# Help with 2008 Sentra



## Paradox (Mar 10, 2009)

Hey guys!

My friend has a '08 Nissan Sentra and he told me

"a few days ago I parked on congress and when I came back, some bastard had detached my right side window mirror

as far as i can tell, nothing is broke or torn, it's just detached

i tried reattaching it but it's still kinda loose"

"it's as if you just pull the window off

but

it's attached at the bottom"

"i reattached it as best as possible so

it's near it's original shape

but it's just like loose now

imagine the mirror just hanging from the bottom

like something dropped from the top and broke it and it's just hanging from the bottom"

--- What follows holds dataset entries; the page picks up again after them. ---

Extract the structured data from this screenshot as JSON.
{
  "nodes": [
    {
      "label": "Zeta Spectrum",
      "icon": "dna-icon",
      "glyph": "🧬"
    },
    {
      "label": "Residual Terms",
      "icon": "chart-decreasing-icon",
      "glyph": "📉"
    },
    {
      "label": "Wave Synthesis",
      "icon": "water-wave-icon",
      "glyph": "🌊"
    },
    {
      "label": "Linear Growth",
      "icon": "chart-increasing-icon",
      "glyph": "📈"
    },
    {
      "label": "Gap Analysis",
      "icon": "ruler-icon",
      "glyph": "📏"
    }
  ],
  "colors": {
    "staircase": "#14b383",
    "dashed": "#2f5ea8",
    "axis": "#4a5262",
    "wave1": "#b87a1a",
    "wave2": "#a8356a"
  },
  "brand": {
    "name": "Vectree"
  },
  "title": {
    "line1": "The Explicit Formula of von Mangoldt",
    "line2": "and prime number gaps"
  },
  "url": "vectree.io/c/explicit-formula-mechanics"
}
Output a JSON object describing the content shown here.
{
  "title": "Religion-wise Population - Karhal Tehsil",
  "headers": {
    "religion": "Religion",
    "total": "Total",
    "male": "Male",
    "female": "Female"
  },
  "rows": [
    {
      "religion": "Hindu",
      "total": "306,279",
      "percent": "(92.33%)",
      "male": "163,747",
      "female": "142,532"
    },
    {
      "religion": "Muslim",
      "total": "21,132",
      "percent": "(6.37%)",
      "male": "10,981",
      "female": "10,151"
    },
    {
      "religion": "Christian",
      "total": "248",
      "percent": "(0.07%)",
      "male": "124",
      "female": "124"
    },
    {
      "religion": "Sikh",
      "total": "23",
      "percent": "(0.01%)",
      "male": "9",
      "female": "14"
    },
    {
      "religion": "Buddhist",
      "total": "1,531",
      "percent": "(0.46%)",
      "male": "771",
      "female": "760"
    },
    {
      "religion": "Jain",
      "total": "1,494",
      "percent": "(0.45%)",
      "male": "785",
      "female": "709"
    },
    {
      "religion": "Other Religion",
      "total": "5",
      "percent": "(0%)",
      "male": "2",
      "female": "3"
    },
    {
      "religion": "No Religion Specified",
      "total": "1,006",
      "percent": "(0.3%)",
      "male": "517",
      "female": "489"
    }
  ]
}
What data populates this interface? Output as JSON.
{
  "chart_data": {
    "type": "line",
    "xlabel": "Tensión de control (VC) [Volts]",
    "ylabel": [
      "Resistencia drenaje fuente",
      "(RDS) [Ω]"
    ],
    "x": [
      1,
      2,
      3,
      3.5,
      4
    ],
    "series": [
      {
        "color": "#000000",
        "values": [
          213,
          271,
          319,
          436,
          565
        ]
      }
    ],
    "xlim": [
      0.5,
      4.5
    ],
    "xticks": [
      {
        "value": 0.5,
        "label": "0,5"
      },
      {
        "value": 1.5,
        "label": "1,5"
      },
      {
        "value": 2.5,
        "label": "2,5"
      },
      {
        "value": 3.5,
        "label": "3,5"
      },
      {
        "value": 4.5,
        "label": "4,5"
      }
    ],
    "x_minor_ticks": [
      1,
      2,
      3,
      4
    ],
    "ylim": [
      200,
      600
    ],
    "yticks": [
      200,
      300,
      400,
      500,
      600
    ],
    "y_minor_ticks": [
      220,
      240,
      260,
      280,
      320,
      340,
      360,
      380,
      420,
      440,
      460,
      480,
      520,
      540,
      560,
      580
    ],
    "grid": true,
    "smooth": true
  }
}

What do you think he should do?

his car is leased too.


----------



## Faja (Aug 31, 2009)

Sounds like the top tabs are broken or not attaching correctly. Check the FSM on how to attach mirror to assembly. You have to insert the upper part first (holding the mirror at an angle) and then then press down on the lower half till it catches in the bottom tabs.


----------



## vrefron (Dec 18, 2007)

These mirrors attach with suds, not tabs. If it's off, it's likely broken.


----------



## jdg (Aug 27, 2009)

vrefron said:


> These mirrors attach with suds, not tabs.


*SUDS*!!! I want some of that :givebeer:


----------



## Faja (Aug 31, 2009)

jdgrotte said:


> *SUDS*!!! I want some of that :givebeer:


LOL... I knew he meant "studs". 

My bad vrefron, I thought he was talking about the actual glass portion of the mirror not sitting right in the mirror assembly. After reading the post again it looks like he's talking about the whole assembly not sitting properly on the door so your answer seems more appropriate.

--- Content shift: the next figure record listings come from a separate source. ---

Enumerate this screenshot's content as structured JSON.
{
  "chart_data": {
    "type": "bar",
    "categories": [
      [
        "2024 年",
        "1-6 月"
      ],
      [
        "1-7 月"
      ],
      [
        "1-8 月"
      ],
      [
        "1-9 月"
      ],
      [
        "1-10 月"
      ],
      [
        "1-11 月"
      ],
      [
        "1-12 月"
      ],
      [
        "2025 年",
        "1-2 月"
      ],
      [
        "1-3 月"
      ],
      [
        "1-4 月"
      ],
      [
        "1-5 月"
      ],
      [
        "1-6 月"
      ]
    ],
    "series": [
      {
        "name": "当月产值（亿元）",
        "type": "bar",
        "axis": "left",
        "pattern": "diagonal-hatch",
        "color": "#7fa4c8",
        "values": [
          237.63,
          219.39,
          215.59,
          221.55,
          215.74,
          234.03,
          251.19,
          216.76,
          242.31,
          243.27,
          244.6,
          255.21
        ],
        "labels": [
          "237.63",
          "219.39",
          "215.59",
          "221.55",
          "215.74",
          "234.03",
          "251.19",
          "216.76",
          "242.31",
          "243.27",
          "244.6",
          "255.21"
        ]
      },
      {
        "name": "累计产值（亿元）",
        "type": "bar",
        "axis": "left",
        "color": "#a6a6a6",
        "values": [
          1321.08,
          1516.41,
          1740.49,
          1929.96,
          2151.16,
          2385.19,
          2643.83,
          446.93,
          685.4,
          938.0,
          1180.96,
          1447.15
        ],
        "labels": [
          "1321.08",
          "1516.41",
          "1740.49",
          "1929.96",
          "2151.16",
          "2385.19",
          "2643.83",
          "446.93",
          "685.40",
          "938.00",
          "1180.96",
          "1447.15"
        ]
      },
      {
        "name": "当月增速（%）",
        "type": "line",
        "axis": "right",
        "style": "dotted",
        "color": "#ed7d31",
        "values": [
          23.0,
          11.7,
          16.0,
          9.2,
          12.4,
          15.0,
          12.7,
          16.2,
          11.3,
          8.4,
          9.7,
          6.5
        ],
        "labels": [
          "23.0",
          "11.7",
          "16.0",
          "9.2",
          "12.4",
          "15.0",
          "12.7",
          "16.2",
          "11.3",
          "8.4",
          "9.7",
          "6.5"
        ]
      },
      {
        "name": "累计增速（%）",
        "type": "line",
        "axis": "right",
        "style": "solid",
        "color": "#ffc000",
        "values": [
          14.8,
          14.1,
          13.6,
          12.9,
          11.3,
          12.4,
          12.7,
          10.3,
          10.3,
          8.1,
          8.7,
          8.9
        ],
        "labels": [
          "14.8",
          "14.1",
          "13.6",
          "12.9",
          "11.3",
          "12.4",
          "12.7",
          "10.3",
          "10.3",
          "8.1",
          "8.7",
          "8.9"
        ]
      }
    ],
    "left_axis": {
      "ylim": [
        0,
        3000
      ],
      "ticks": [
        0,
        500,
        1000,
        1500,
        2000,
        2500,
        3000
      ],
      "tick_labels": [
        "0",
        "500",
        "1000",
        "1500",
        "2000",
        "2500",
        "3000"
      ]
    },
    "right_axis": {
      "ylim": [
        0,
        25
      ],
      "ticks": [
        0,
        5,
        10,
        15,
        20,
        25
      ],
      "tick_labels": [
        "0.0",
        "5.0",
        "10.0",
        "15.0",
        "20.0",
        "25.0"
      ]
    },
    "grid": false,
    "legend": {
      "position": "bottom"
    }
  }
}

Now for some more "suds" :givebeer:


----------



## vrefron (Dec 18, 2007)

I meant he just needs to soap the whole bitch down and it'll be ok.


----------



## jdg (Aug 27, 2009)

Paradox said:


> My friend has a '08 Nissan Sentra and he told me
> "a few days ago I parked on congress and when I came back, some bastard had detached my right side window mirror................................
> 
> *his car is leased too*.


So turn it into insurance. If it's leased, it's insured, that's what it's there for.


----------